@Seán, Anonymous Coward and all the other cheerleaders for Irish terrorism
Every soldier on the streets had names, addresses, vehicle registrations and photographs of every local terrorist on their patch—and how many of them turned up dead at the hands of loyalist terrorists? Hardly any, and never any of the main players.

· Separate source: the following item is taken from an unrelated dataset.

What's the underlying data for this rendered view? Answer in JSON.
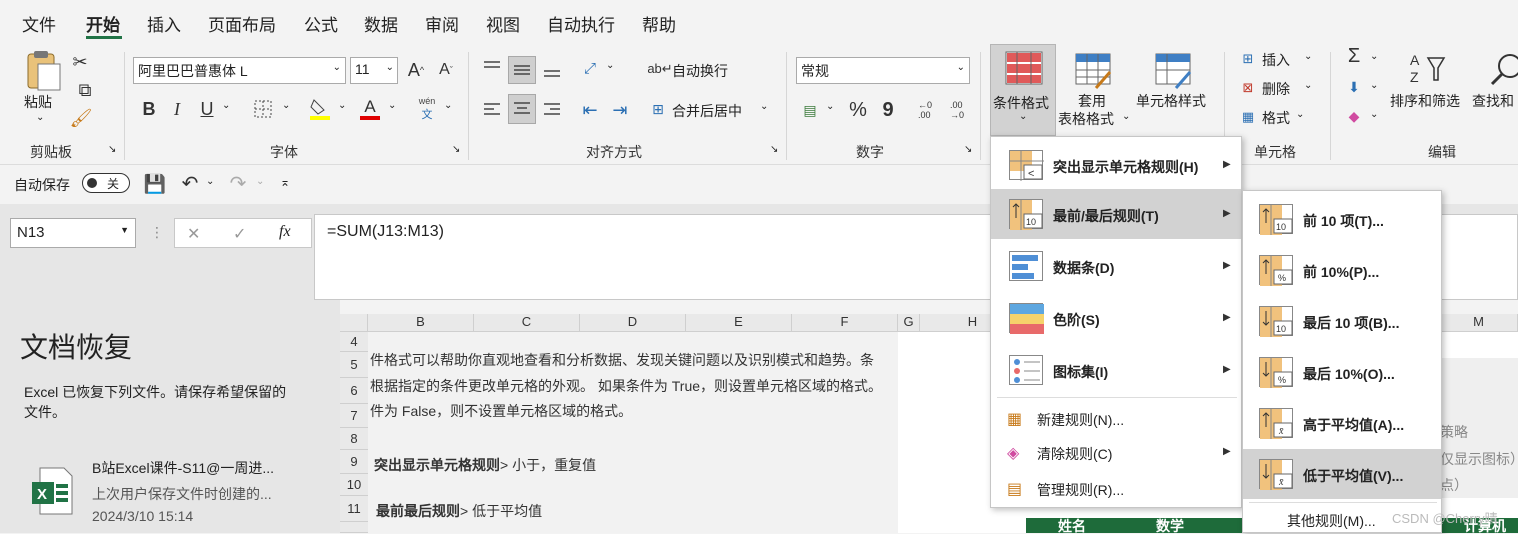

In the six months I was in Londonderry (’90) only one terrorist was killed—and that at the hands of PIRA (briefings noted his disappearance one weekend and then he turned up two counties away in a binbag on the S. Armagh border; the saddest sight I have ever seen was driving past his house and seeing his white-haired old mother standing sobbing her heart out in front of her house, with not a neighbour caring to offer her comfort—they had been too busy breaking her windows and graffiti-ing her home).

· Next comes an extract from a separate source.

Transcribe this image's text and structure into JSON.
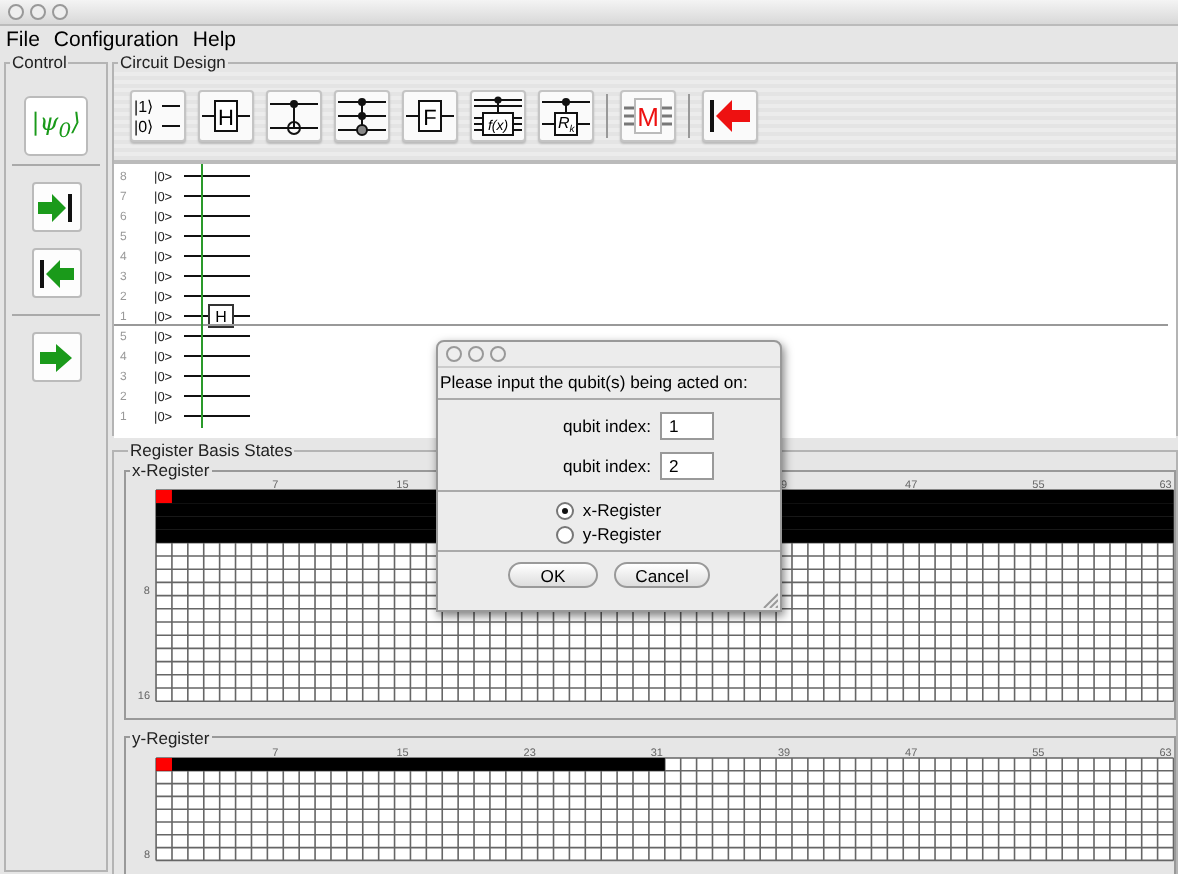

But it’s always the same—all we ever hear are the piteous whinings of the terrorists and their supporters. At least 2,057 murders by republican terrorists and counting (http://cain.ulst.ac.uk/sutton/tables/Organisation_Summary.html), the vast majority of them civilians—the elderly, children, *infants*, women, *pregnant* women... and almost as many Catholics as loyalist terrorists. But it’s always Pat Finucane; Caroline Mooreland, the mother of three young children, tortured for three days by PIRA before being shot, does not merit mention apparently. Nor does Jean McConville. Nor Catherine Mahon. It’s always Bloody Sunday (13 demonstrators, one a member of the IRA youth wing, shot on an *illegal* demonstration); never Bloody ‘Thursday’—the Birmingham Pub bombing of November 21, 1974. 21 men and women murdered enjoying a pint in two pubs with no military, police or government connection. Never Bloody ‘Friday’—February 17, 1978, where 7 women and 5 men burned to death in an incendiary bombing of the La Mon House Hotel. Never Bloody ‘Monday’—January 5, 1976, where 10 civilians were machine-gunned to death at Kingsmills. Always the Birmingham Six—six republicans arrested on their way to a republican terrorist’s funeral; never the Guildford Five—Paul Craig (22), William Forsyth (18), Ann Hamilton (19), John Hunter (17) and Caroline Slater (17), killed in an IRA bomb in a pub, October 5, 1974.